Because we held the model design constant and simple in order to isolate the dependent variables in our experiments to the datasets used for training and pretraining (and as such used data from all folds in our evaluations, rather than a single held-out fraction), we may have been prevented from realizing performance gains that other works have found through complex model designs or post-processing steps. However, our intent with these choices was to demonstrate that even a simple model with rough clinical contours can provide substantial value when contemplating model development. This finding may have significant implications for future work, in which larger datasets with lower-quality annotations may be combined with smaller datasets with high-quality annotations to maximize the value of available data without requiring the significant expenditure of re-annotation effort. We plan to further explore this hypothesis in future work using more difficult problems, such as prostate cancer segmentation, in order to determine if this approach may unlock additional potential for medical image analysis. Additionally, because this is a retrospective analysis and does not include the real-time ultrasound used for image fusion, it is not possible for us to evaluate the impact of segmentation quality from different models on registration and biopsy targeting. Future, prospective work should include such an evaluation.
We trained a state-of-the-art model using rough clinical annotations, producing a prostate segmentation model with a mean overall Dice coefficient of 0.909 and an AHD of 0.156. We additionally found that models trained using truncated fractions of our data were effective pre-trained starters for achieving higher performance models on external prostate segmentation challenge datasets.
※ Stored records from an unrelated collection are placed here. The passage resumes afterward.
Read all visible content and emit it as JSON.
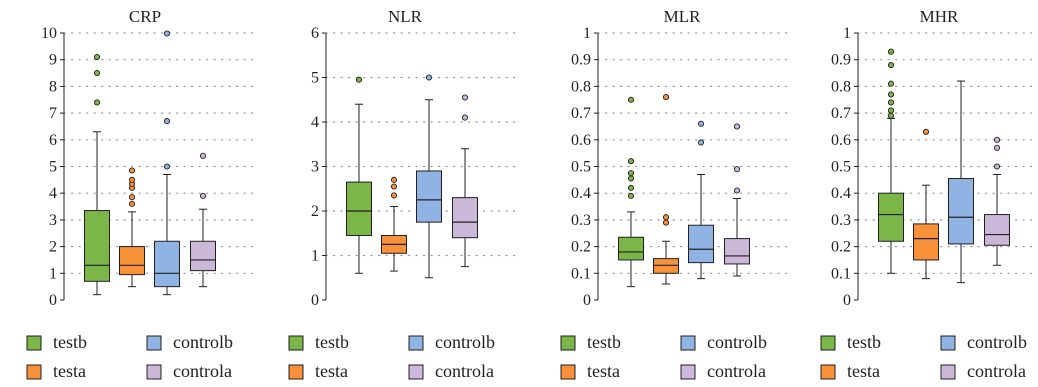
{
  "legend_labels": {
    "testb": "testb",
    "testa": "testa",
    "controlb": "controlb",
    "controla": "controla"
  },
  "colors": {
    "testb": "#7ab648",
    "testa": "#f7923a",
    "controlb": "#8fb4e3",
    "controla": "#cbb8d8"
  },
  "chart_data": [
    {
      "type": "box",
      "title": "CRP",
      "ylim": [
        0,
        10
      ],
      "yticks": [
        0,
        1,
        2,
        3,
        4,
        5,
        6,
        7,
        8,
        9,
        10
      ],
      "ytick_labels": [
        "0",
        "1",
        "2",
        "3",
        "4",
        "5",
        "6",
        "7",
        "8",
        "9",
        "10"
      ],
      "grid": "dotted",
      "legend": "bottom",
      "series": [
        {
          "key": "testb",
          "whisker_low": 0.2,
          "q1": 0.7,
          "median": 1.3,
          "q3": 3.35,
          "whisker_high": 6.3,
          "outliers": [
            7.4,
            8.5,
            9.1
          ]
        },
        {
          "key": "testa",
          "whisker_low": 0.5,
          "q1": 0.95,
          "median": 1.3,
          "q3": 2.0,
          "whisker_high": 3.3,
          "outliers": [
            3.6,
            3.85,
            4.2,
            4.35,
            4.5,
            4.85
          ]
        },
        {
          "key": "controlb",
          "whisker_low": 0.2,
          "q1": 0.5,
          "median": 1.0,
          "q3": 2.2,
          "whisker_high": 4.7,
          "outliers": [
            5.0,
            6.7,
            10.0
          ]
        },
        {
          "key": "controla",
          "whisker_low": 0.5,
          "q1": 1.1,
          "median": 1.5,
          "q3": 2.2,
          "whisker_high": 3.4,
          "outliers": [
            3.9,
            5.4
          ]
        }
      ]
    },
    {
      "type": "box",
      "title": "NLR",
      "ylim": [
        0,
        6
      ],
      "yticks": [
        0,
        1,
        2,
        3,
        4,
        5,
        6
      ],
      "ytick_labels": [
        "0",
        "1",
        "2",
        "3",
        "4",
        "5",
        "6"
      ],
      "grid": "dotted",
      "legend": "bottom",
      "series": [
        {
          "key": "testb",
          "whisker_low": 0.6,
          "q1": 1.45,
          "median": 2.0,
          "q3": 2.65,
          "whisker_high": 4.4,
          "outliers": [
            4.95
          ]
        },
        {
          "key": "testa",
          "whisker_low": 0.65,
          "q1": 1.05,
          "median": 1.25,
          "q3": 1.45,
          "whisker_high": 2.1,
          "outliers": [
            2.35,
            2.55,
            2.7
          ]
        },
        {
          "key": "controlb",
          "whisker_low": 0.5,
          "q1": 1.75,
          "median": 2.25,
          "q3": 2.9,
          "whisker_high": 4.5,
          "outliers": [
            5.0
          ]
        },
        {
          "key": "controla",
          "whisker_low": 0.75,
          "q1": 1.4,
          "median": 1.75,
          "q3": 2.3,
          "whisker_high": 3.4,
          "outliers": [
            4.1,
            4.55
          ]
        }
      ]
    },
    {
      "type": "box",
      "title": "MLR",
      "ylim": [
        0,
        1
      ],
      "yticks": [
        0,
        0.1,
        0.2,
        0.3,
        0.4,
        0.5,
        0.6,
        0.7,
        0.8,
        0.9,
        1
      ],
      "ytick_labels": [
        "0",
        "0.1",
        "0.2",
        "0.3",
        "0.4",
        "0.5",
        "0.6",
        "0.7",
        "0.8",
        "0.9",
        "1"
      ],
      "grid": "dotted",
      "legend": "bottom",
      "series": [
        {
          "key": "testb",
          "whisker_low": 0.05,
          "q1": 0.15,
          "median": 0.18,
          "q3": 0.235,
          "whisker_high": 0.33,
          "outliers": [
            0.39,
            0.42,
            0.455,
            0.475,
            0.52,
            0.75
          ]
        },
        {
          "key": "testa",
          "whisker_low": 0.06,
          "q1": 0.1,
          "median": 0.13,
          "q3": 0.155,
          "whisker_high": 0.22,
          "outliers": [
            0.29,
            0.31,
            0.76
          ]
        },
        {
          "key": "controlb",
          "whisker_low": 0.08,
          "q1": 0.14,
          "median": 0.19,
          "q3": 0.28,
          "whisker_high": 0.47,
          "outliers": [
            0.59,
            0.66
          ]
        },
        {
          "key": "controla",
          "whisker_low": 0.09,
          "q1": 0.135,
          "median": 0.165,
          "q3": 0.23,
          "whisker_high": 0.38,
          "outliers": [
            0.41,
            0.49,
            0.65
          ]
        }
      ]
    },
    {
      "type": "box",
      "title": "MHR",
      "ylim": [
        0,
        1
      ],
      "yticks": [
        0,
        0.1,
        0.2,
        0.3,
        0.4,
        0.5,
        0.6,
        0.7,
        0.8,
        0.9,
        1
      ],
      "ytick_labels": [
        "0",
        "0.1",
        "0.2",
        "0.3",
        "0.4",
        "0.5",
        "0.6",
        "0.7",
        "0.8",
        "0.9",
        "1"
      ],
      "grid": "dotted",
      "legend": "bottom",
      "series": [
        {
          "key": "testb",
          "whisker_low": 0.1,
          "q1": 0.22,
          "median": 0.32,
          "q3": 0.4,
          "whisker_high": 0.68,
          "outliers": [
            0.69,
            0.71,
            0.74,
            0.77,
            0.81,
            0.88,
            0.93
          ]
        },
        {
          "key": "testa",
          "whisker_low": 0.08,
          "q1": 0.15,
          "median": 0.23,
          "q3": 0.285,
          "whisker_high": 0.43,
          "outliers": [
            0.63
          ]
        },
        {
          "key": "controlb",
          "whisker_low": 0.065,
          "q1": 0.21,
          "median": 0.31,
          "q3": 0.455,
          "whisker_high": 0.82,
          "outliers": []
        },
        {
          "key": "controla",
          "whisker_low": 0.13,
          "q1": 0.205,
          "median": 0.245,
          "q3": 0.32,
          "whisker_high": 0.47,
          "outliers": [
            0.5,
            0.57,
            0.6
          ]
        }
      ]
    }
  ]
}
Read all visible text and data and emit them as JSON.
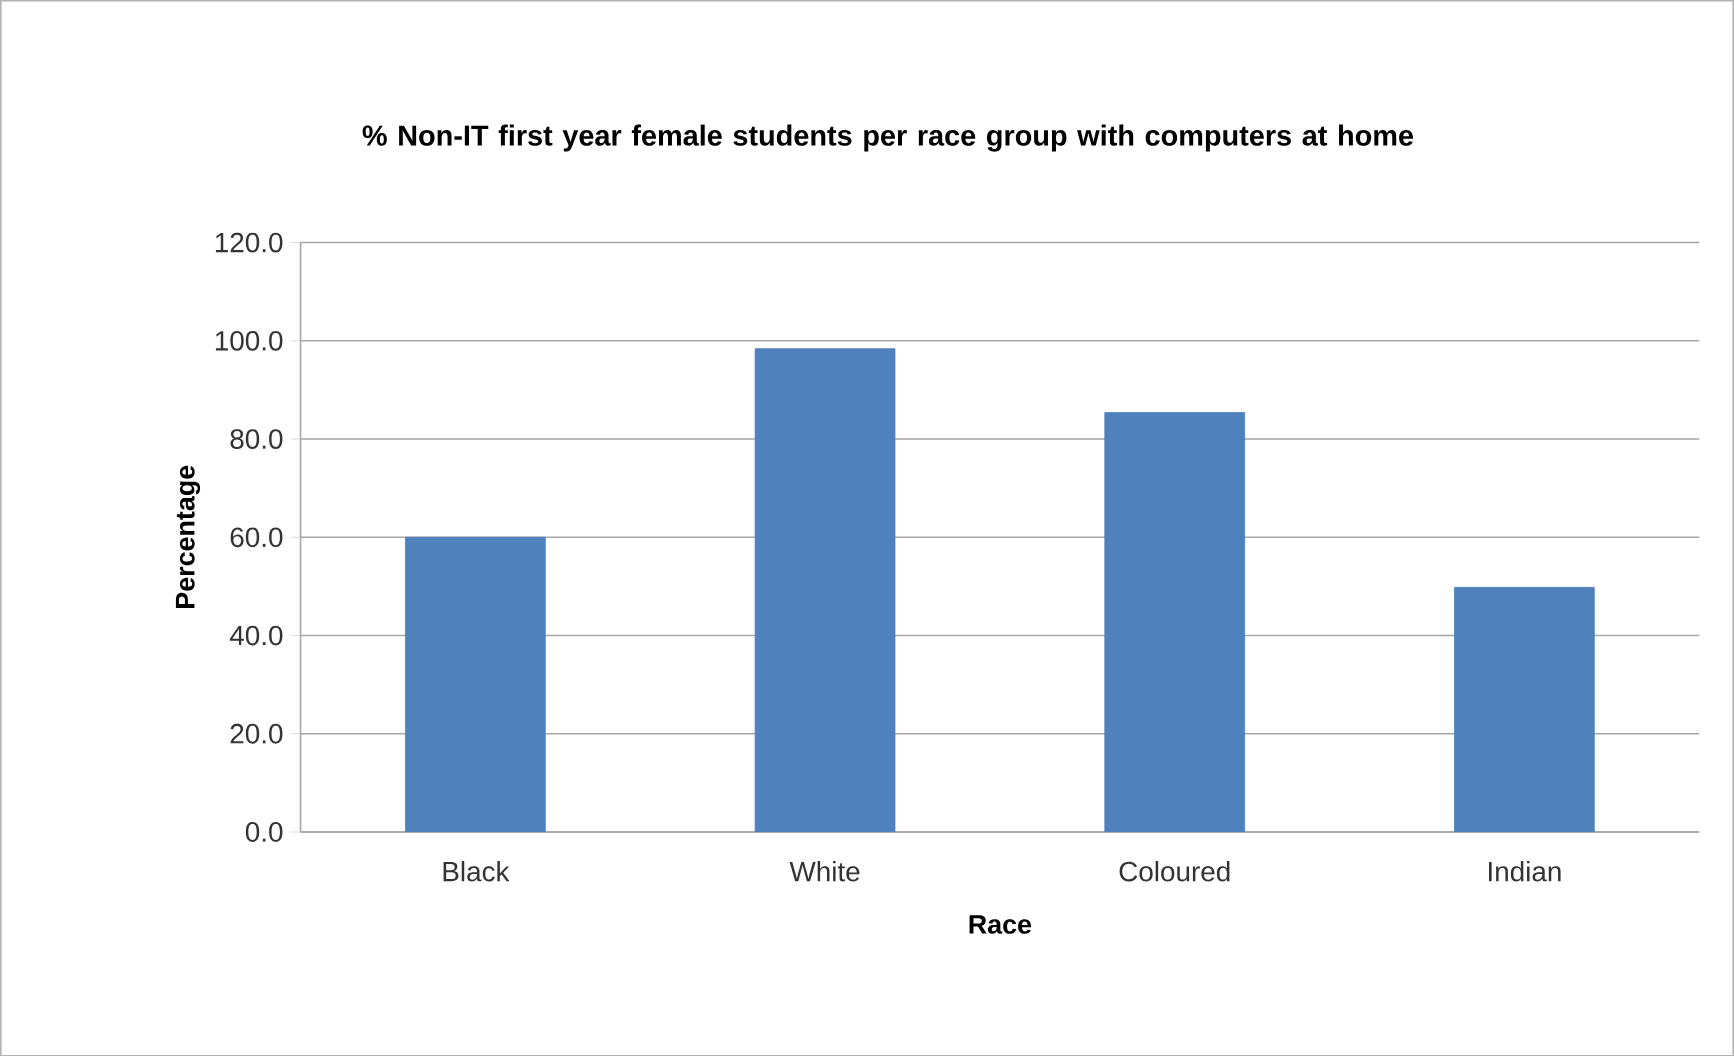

Our findings suggest a role for the combined use of datasets with low-quality and high-quality annotations in future medical image analysis model development in order to maximize performance while minimizing annotation effort.
S1 Table. Imaging acquisition parameters for study datasets.
Full acquisition data is not available for the PROMISE12 dataset, and the counts for images acquired at different field strengths and resolutions are not available.
S1 Fig. Full volume example of primary baseline dataset segmentation, high metric.
Orange contour depicts ground truth segmentation. Shaded blue area depicts model segmentation. Slices depicted from apex to base. The soft Dice coefficient for this sample was 0.928, and the average Hausdorff distance was 0.085.
S2 Fig. Full volume example of primary baseline dataset segmentation, low metric.
Orange contour depicts ground truth segmentation. Shaded blue area depicts model segmentation. Slices depicted from apex to base. The soft Dice coefficient for this sample was 0.738, and the average Hausdorff distance was 0.935.
S3 Fig. Example ProstateX-2 segmentations.
Orange contour depicts ground truth segmentation. Shaded blue area depicts model segmentation. The soft Dice coefficient and average Hausdorff distance metrics were 0.645 and 1.024 for the baseline model, 0.864 and 0.167 for the BraTS model, and 0.932 and 0.079 for the refined primary baseline model.
S4 Fig. Example PROMISE12 segmentations.
Orange contour depicts ground truth segmentation. Shaded blue area depicts model segmentation. The soft Dice coefficient and average Hausdorff distance metrics were 0.536 and 2.974 for the baseline model, 0.678 and 0.291 for the BraTS model, and 0.910 and 0.102 for the refined primary baseline model.